Furthermore, the capacity to lower high plasma glucose levels appears to be the cause of the capacity to protect body weight reduction. Diabetes-induced decreases in plasma total protein were observed in rats. Exaggerated proteolysis reduced protein synthesis, and a negative nitrogen balance are all signs of apparent metabolic renal changes in experimental diabetes [31]. UMBE-EA treated diabetic rats the plasma protein level was improved. Insulin is essential for controlling the amount of glycogen in different organs, as glycogen is the primary source of glucose in cells. Insulin stimulates the production of glycogen by blocking glycogen phosphorylase and activating glycogen synthase. However, the amount of hepatic glycogen was significantly reduced in diabetic rats with low insulin levels [28]. Due to increased insulin secretion, liver glycogen levels in diabetic rats receiving UMBE-EA treatment show a tendency toward normalization.
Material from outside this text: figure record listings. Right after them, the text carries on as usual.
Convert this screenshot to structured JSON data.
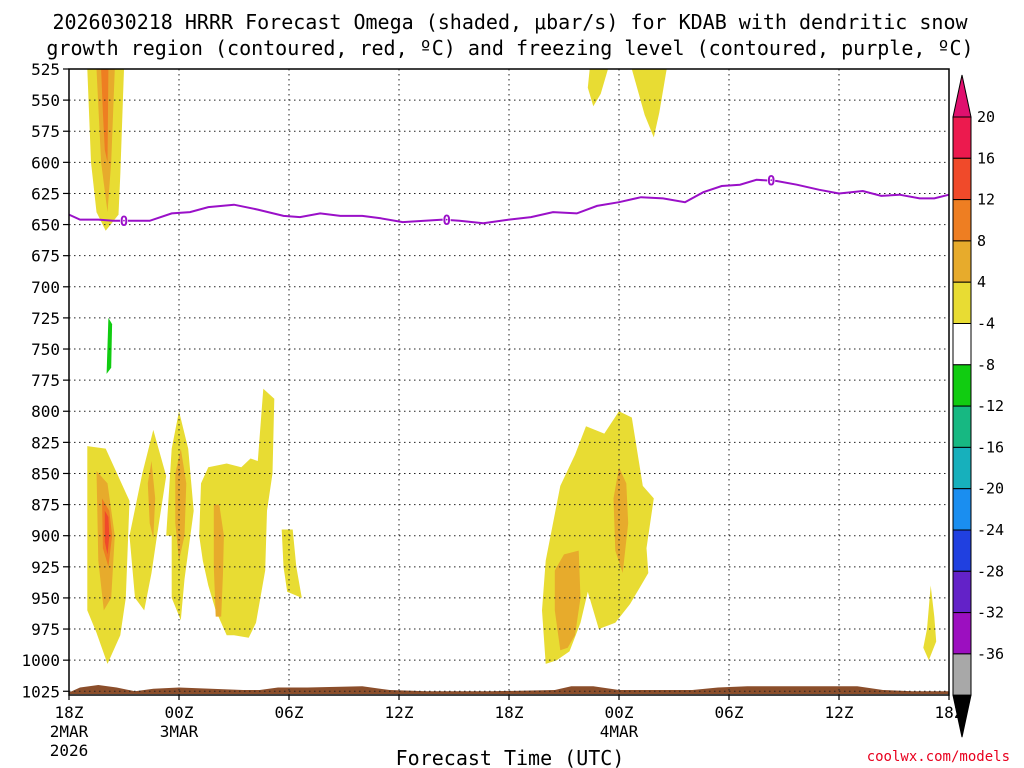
{
  "chart_data": {
    "type": "heatmap",
    "title": "2026030218 HRRR Forecast Omega (shaded, μbar/s) for KDAB with dendritic snow",
    "subtitle": "growth region (contoured, red, ºC) and freezing level (contoured, purple, ºC)",
    "xlabel": "Forecast Time (UTC)",
    "credit": "coolwx.com/models",
    "y_axis": {
      "ticks": [
        525,
        550,
        575,
        600,
        625,
        650,
        675,
        700,
        725,
        750,
        775,
        800,
        825,
        850,
        875,
        900,
        925,
        950,
        975,
        1000,
        1025
      ],
      "labels": [
        "525",
        "550",
        "575",
        "600",
        "625",
        "650",
        "675",
        "700",
        "725",
        "750",
        "775",
        "800",
        "825",
        "850",
        "875",
        "900",
        "925",
        "950",
        "975",
        "1000",
        "1025"
      ],
      "range": [
        525,
        1028
      ]
    },
    "x_axis": {
      "range_hours": [
        0,
        48
      ],
      "ticks": [
        {
          "h": 0,
          "label": "18Z",
          "sub1": "2MAR",
          "sub2": "2026"
        },
        {
          "h": 6,
          "label": "00Z",
          "sub1": "3MAR",
          "sub2": ""
        },
        {
          "h": 12,
          "label": "06Z",
          "sub1": "",
          "sub2": ""
        },
        {
          "h": 18,
          "label": "12Z",
          "sub1": "",
          "sub2": ""
        },
        {
          "h": 24,
          "label": "18Z",
          "sub1": "",
          "sub2": ""
        },
        {
          "h": 30,
          "label": "00Z",
          "sub1": "4MAR",
          "sub2": ""
        },
        {
          "h": 36,
          "label": "06Z",
          "sub1": "",
          "sub2": ""
        },
        {
          "h": 42,
          "label": "12Z",
          "sub1": "",
          "sub2": ""
        },
        {
          "h": 48,
          "label": "18Z",
          "sub1": "",
          "sub2": ""
        }
      ]
    },
    "colorbar": {
      "labels": [
        "20",
        "16",
        "12",
        "8",
        "4",
        "-4",
        "-8",
        "-12",
        "-16",
        "-20",
        "-24",
        "-28",
        "-32",
        "-36"
      ],
      "colors": [
        "#ec1a4e",
        "#f04a2a",
        "#ee7e22",
        "#e7ab2c",
        "#e8dc33",
        "#ffffff",
        "#11cc11",
        "#17b882",
        "#17b0bc",
        "#1a8ef0",
        "#2040e0",
        "#6322c8",
        "#9c0fc0",
        "#a8a8a8"
      ],
      "top_arrow_color": "#e0106e",
      "bottom_arrow_color": "#000000"
    },
    "freezing_level": {
      "color": "#9a10c8",
      "label": "0",
      "points": [
        [
          0,
          642
        ],
        [
          0.6,
          646
        ],
        [
          1.6,
          646
        ],
        [
          2.4,
          647
        ],
        [
          3.4,
          647
        ],
        [
          4.4,
          647
        ],
        [
          5.6,
          641
        ],
        [
          6.6,
          640
        ],
        [
          7.6,
          636
        ],
        [
          9.0,
          634
        ],
        [
          10.3,
          638
        ],
        [
          11.7,
          643
        ],
        [
          12.6,
          644
        ],
        [
          13.7,
          641
        ],
        [
          14.8,
          643
        ],
        [
          16.0,
          643
        ],
        [
          17.0,
          645
        ],
        [
          18.2,
          648
        ],
        [
          19.4,
          647
        ],
        [
          20.4,
          646
        ],
        [
          21.3,
          647
        ],
        [
          22.6,
          649
        ],
        [
          24.0,
          646
        ],
        [
          25.2,
          644
        ],
        [
          26.4,
          640
        ],
        [
          27.7,
          641
        ],
        [
          28.8,
          635
        ],
        [
          30.0,
          632
        ],
        [
          31.2,
          628
        ],
        [
          32.4,
          629
        ],
        [
          33.6,
          632
        ],
        [
          34.6,
          624
        ],
        [
          35.6,
          619
        ],
        [
          36.6,
          618
        ],
        [
          37.5,
          614
        ],
        [
          38.6,
          615
        ],
        [
          39.7,
          618
        ],
        [
          40.9,
          622
        ],
        [
          42.0,
          625
        ],
        [
          43.3,
          623
        ],
        [
          44.3,
          627
        ],
        [
          45.3,
          626
        ],
        [
          46.4,
          629
        ],
        [
          47.2,
          629
        ],
        [
          48.0,
          626
        ]
      ],
      "label_hours": [
        3.0,
        20.6,
        38.3
      ]
    },
    "regions": [
      {
        "level": "4",
        "pts": [
          [
            1.0,
            525
          ],
          [
            3.0,
            525
          ],
          [
            2.8,
            610
          ],
          [
            2.7,
            642
          ],
          [
            2.0,
            655
          ],
          [
            1.5,
            640
          ],
          [
            1.2,
            600
          ]
        ]
      },
      {
        "level": "8",
        "pts": [
          [
            1.5,
            525
          ],
          [
            2.5,
            525
          ],
          [
            2.3,
            600
          ],
          [
            2.1,
            640
          ],
          [
            1.75,
            600
          ]
        ]
      },
      {
        "level": "12",
        "pts": [
          [
            1.75,
            525
          ],
          [
            2.15,
            525
          ],
          [
            2.1,
            600
          ],
          [
            1.95,
            590
          ],
          [
            1.85,
            560
          ]
        ]
      },
      {
        "level": "4",
        "pts": [
          [
            28.4,
            525
          ],
          [
            29.4,
            525
          ],
          [
            29.0,
            545
          ],
          [
            28.6,
            555
          ],
          [
            28.3,
            540
          ]
        ]
      },
      {
        "level": "4",
        "pts": [
          [
            30.7,
            525
          ],
          [
            32.6,
            525
          ],
          [
            32.2,
            560
          ],
          [
            31.9,
            580
          ],
          [
            31.4,
            562
          ]
        ]
      },
      {
        "level": "-4",
        "pts": [
          [
            2.0,
            800
          ],
          [
            2.2,
            715
          ],
          [
            2.6,
            700
          ],
          [
            3.2,
            690
          ],
          [
            3.1,
            640
          ],
          [
            3.3,
            650
          ],
          [
            3.3,
            715
          ],
          [
            2.5,
            745
          ],
          [
            2.4,
            785
          ]
        ]
      },
      {
        "level": "-8",
        "pts": [
          [
            2.05,
            770
          ],
          [
            2.15,
            725
          ],
          [
            2.35,
            730
          ],
          [
            2.3,
            765
          ]
        ]
      },
      {
        "level": "-4",
        "pts": [
          [
            8.6,
            525
          ],
          [
            9.9,
            525
          ],
          [
            9.6,
            548
          ],
          [
            9.1,
            570
          ],
          [
            8.8,
            550
          ]
        ]
      },
      {
        "level": "-4",
        "pts": [
          [
            12.0,
            525
          ],
          [
            12.3,
            525
          ],
          [
            12.2,
            530
          ]
        ]
      },
      {
        "level": "-4",
        "pts": [
          [
            19.9,
            525
          ],
          [
            20.5,
            525
          ],
          [
            20.4,
            548
          ],
          [
            20.2,
            562
          ],
          [
            20.0,
            545
          ]
        ]
      },
      {
        "level": "-4",
        "pts": [
          [
            14.0,
            960
          ],
          [
            14.2,
            945
          ],
          [
            14.4,
            960
          ],
          [
            14.3,
            985
          ],
          [
            14.1,
            985
          ]
        ]
      },
      {
        "level": "4",
        "pts": [
          [
            1.0,
            828
          ],
          [
            2.0,
            830
          ],
          [
            3.3,
            872
          ],
          [
            3.1,
            950
          ],
          [
            2.8,
            980
          ],
          [
            2.1,
            1003
          ],
          [
            1.5,
            978
          ],
          [
            1.0,
            960
          ]
        ]
      },
      {
        "level": "8",
        "pts": [
          [
            1.5,
            848
          ],
          [
            2.1,
            858
          ],
          [
            2.5,
            900
          ],
          [
            2.3,
            950
          ],
          [
            1.9,
            960
          ],
          [
            1.6,
            920
          ]
        ]
      },
      {
        "level": "12",
        "pts": [
          [
            1.8,
            870
          ],
          [
            2.2,
            880
          ],
          [
            2.35,
            900
          ],
          [
            2.15,
            925
          ],
          [
            1.85,
            910
          ]
        ]
      },
      {
        "level": "16",
        "pts": [
          [
            1.95,
            880
          ],
          [
            2.15,
            885
          ],
          [
            2.2,
            900
          ],
          [
            2.1,
            915
          ],
          [
            1.95,
            905
          ]
        ]
      },
      {
        "level": "4",
        "pts": [
          [
            4.0,
            850
          ],
          [
            4.6,
            815
          ],
          [
            5.3,
            852
          ],
          [
            4.8,
            900
          ],
          [
            4.5,
            930
          ],
          [
            4.1,
            960
          ],
          [
            3.6,
            950
          ],
          [
            3.3,
            900
          ]
        ]
      },
      {
        "level": "8",
        "pts": [
          [
            4.3,
            858
          ],
          [
            4.5,
            840
          ],
          [
            4.7,
            870
          ],
          [
            4.6,
            902
          ],
          [
            4.4,
            890
          ]
        ]
      },
      {
        "level": "4",
        "pts": [
          [
            5.6,
            830
          ],
          [
            6.0,
            800
          ],
          [
            6.5,
            830
          ],
          [
            6.8,
            880
          ],
          [
            6.3,
            935
          ],
          [
            6.1,
            968
          ],
          [
            5.6,
            950
          ],
          [
            5.6,
            900
          ],
          [
            5.3,
            900
          ]
        ]
      },
      {
        "level": "8",
        "pts": [
          [
            5.8,
            850
          ],
          [
            6.1,
            830
          ],
          [
            6.4,
            858
          ],
          [
            6.3,
            900
          ],
          [
            6.0,
            920
          ],
          [
            5.8,
            890
          ]
        ]
      },
      {
        "level": "4",
        "pts": [
          [
            7.2,
            858
          ],
          [
            7.6,
            845
          ],
          [
            8.6,
            842
          ],
          [
            9.4,
            845
          ],
          [
            9.9,
            838
          ],
          [
            10.3,
            840
          ],
          [
            10.6,
            782
          ],
          [
            11.2,
            790
          ],
          [
            11.1,
            850
          ],
          [
            10.8,
            880
          ],
          [
            10.7,
            928
          ],
          [
            10.2,
            970
          ],
          [
            9.8,
            982
          ],
          [
            9.0,
            980
          ],
          [
            8.6,
            980
          ],
          [
            8.3,
            970
          ],
          [
            8.0,
            960
          ],
          [
            7.6,
            940
          ],
          [
            7.3,
            920
          ],
          [
            7.1,
            900
          ]
        ]
      },
      {
        "level": "8",
        "pts": [
          [
            7.9,
            875
          ],
          [
            8.2,
            875
          ],
          [
            8.45,
            900
          ],
          [
            8.4,
            930
          ],
          [
            8.3,
            965
          ],
          [
            8.0,
            965
          ],
          [
            7.9,
            925
          ]
        ]
      },
      {
        "level": "4",
        "pts": [
          [
            11.6,
            895
          ],
          [
            12.2,
            895
          ],
          [
            12.4,
            925
          ],
          [
            12.7,
            950
          ],
          [
            11.9,
            945
          ],
          [
            11.7,
            925
          ]
        ]
      },
      {
        "level": "4",
        "pts": [
          [
            46.8,
            975
          ],
          [
            47.0,
            940
          ],
          [
            47.2,
            965
          ],
          [
            47.3,
            985
          ],
          [
            46.9,
            1000
          ],
          [
            46.6,
            990
          ]
        ]
      },
      {
        "level": "4",
        "pts": [
          [
            26.0,
            920
          ],
          [
            26.8,
            860
          ],
          [
            27.6,
            835
          ],
          [
            28.2,
            812
          ],
          [
            29.2,
            818
          ],
          [
            30.0,
            800
          ],
          [
            30.7,
            805
          ],
          [
            31.3,
            860
          ],
          [
            31.9,
            870
          ],
          [
            31.5,
            910
          ],
          [
            31.6,
            930
          ],
          [
            31.2,
            940
          ],
          [
            30.6,
            955
          ],
          [
            29.8,
            970
          ],
          [
            28.9,
            975
          ],
          [
            28.3,
            945
          ],
          [
            27.9,
            970
          ],
          [
            27.3,
            993
          ],
          [
            26.6,
            1000
          ],
          [
            26.0,
            1003
          ],
          [
            25.8,
            960
          ]
        ]
      },
      {
        "level": "8",
        "pts": [
          [
            26.5,
            928
          ],
          [
            27.0,
            915
          ],
          [
            27.8,
            912
          ],
          [
            27.9,
            950
          ],
          [
            27.6,
            980
          ],
          [
            27.2,
            990
          ],
          [
            26.8,
            992
          ],
          [
            26.5,
            960
          ]
        ]
      },
      {
        "level": "8",
        "pts": [
          [
            29.7,
            870
          ],
          [
            30.0,
            845
          ],
          [
            30.4,
            858
          ],
          [
            30.5,
            890
          ],
          [
            30.2,
            930
          ],
          [
            29.8,
            912
          ]
        ]
      }
    ],
    "ground": {
      "color": "#8b4e2b",
      "points": [
        [
          0,
          1026
        ],
        [
          0.6,
          1022
        ],
        [
          1.6,
          1020
        ],
        [
          2.6,
          1022
        ],
        [
          3.6,
          1025
        ],
        [
          4.6,
          1023
        ],
        [
          6.0,
          1022
        ],
        [
          9.5,
          1024
        ],
        [
          10.4,
          1024
        ],
        [
          11.4,
          1022
        ],
        [
          13.0,
          1022
        ],
        [
          16.0,
          1021
        ],
        [
          17.5,
          1024
        ],
        [
          19.5,
          1025
        ],
        [
          23.0,
          1025
        ],
        [
          26.5,
          1024
        ],
        [
          27.4,
          1021
        ],
        [
          28.6,
          1021
        ],
        [
          30.0,
          1024
        ],
        [
          34.0,
          1024
        ],
        [
          35.4,
          1022
        ],
        [
          37.0,
          1021
        ],
        [
          43.0,
          1021
        ],
        [
          44.4,
          1024
        ],
        [
          46.0,
          1025
        ],
        [
          48.0,
          1025
        ]
      ]
    }
  }
}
Alkaline phosphatase (ALP), serum glutamate pyruvate transaminase (SGPT), and serum glutamate oxaloacetate transaminase (SGOT) are all reliable indicators of liver function. Rats given streptozotocin (STZ) to produce diabetes showed signs of liver necrosis, which resulted in increased plasma levels of SGOT, SGPT, and ALP, presumably because the liver cytosol released these enzymes into the bloodstream [3]. GSH is a potent antioxidant that has been demonstrated to guard against damage from free radicals [32] Almost all mammalian tissue contains it, which is composed of the three amino acids glutamic acid, cysteine, and glycine [32]. In the context of diabetes, elevated glucose levels can lead to the deactivation of essential antioxidant enzymes such as SOD, CAT, and GSH through a process called protein glycation. This phenomenon induces oxidative stress, ultimately resulting in an increase in malondialdehyde levels [30]. Catalase, SOD, and GSH levels were dramatically raised after taking UMBE-EA. GSH functions as a detoxifying molecule and an antioxidant, scavenging free radicals [33]. The flavonoid content of M. koenigii may contribute to its ability to raise GSH levels and display antioxidant properties [34]. The activities of glutathione, superoxide dismutase, and catalase were normalized after the administration of UMBE-EA. This signifies the effectiveness of UMBE-EA in alleviating oxidative stress in the diabetic liver.

5 Conclusion

As a result of ultrasonic-assisted extraction, the Murraya koenigii bark contains high levels of total phenolics and flavonoids. The antioxidant properties of the extract were efficient in scavenging DPPH and hydrogen peroxide. The extract may have raised insulin levels, which improved glucose uptake and metabolism and preserved glycemic homeostasis. Increased levels of the antioxidant enzymes CAT, SOD, and GSH showed an antioxidant impact in vivo. All things considered; these results show that M. koenigii bark extract has a potent therapeutic impact that aids in the management of diabetes. The use of M. koenigii bark extract as a nutraceutical supplement for diabetes has to be supported by additional research and clinical studies that explore the additional mechanisms needed to show its therapeutic efficacy with a strong ethical and medical foundation. The traditional usage of M. koenigii is validated by its anti-diabetic and antioxidant qualities to cure diabetes.